I have spent most of my life working very hard. If I was still in the United States, I would be in a small house in suburbia, have a house payment, and be driving an older car. Just waiting for my turn to die. If I had settled like many others in Bangkok or Chaing Mai, I would be in some little gated community, hiding behind high walls, guards, and high gates. I would know very few of my Thai neighbors, would eat farang food, socialize with farangs, and try to understand what is so great about Thailand anyway. 

I don't want to be one of hundreds of other little ducks in a very, very big pond, I want to be the only duck in a very little pond. 

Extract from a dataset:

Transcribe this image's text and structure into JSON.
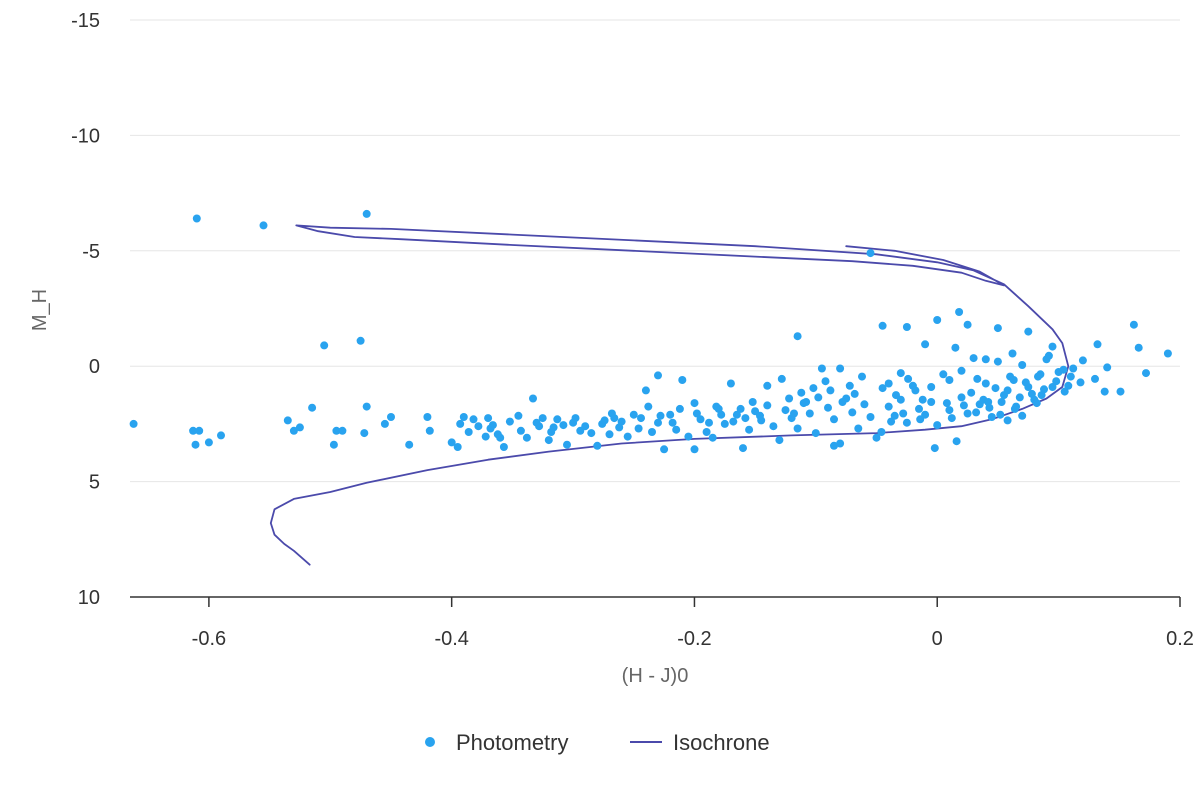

I love living in Phrae, and even though I have to sell my house/resort/farm in the mountains, I will live in Phrae the rest of my life. I would not trade Phrae for anywhere, else on earth. 

If you want to experience real authentic Thailand, and learn the wonders of real Thai people, you can't do it hanging out with other farangs in Bangkok, Chaing Mai, Pattaya, or some other big city. Cities which long ago had its, and its peoples culture, *******ized and sold out in the pursuit of the all mighty dollar. 

If you want to really see what is so special about Thailand, and see why it's the land of smiles, then come to Phrae. You will find that, yes, it is remote, but remote in a very special and magical way.

Quack, Quack!


----------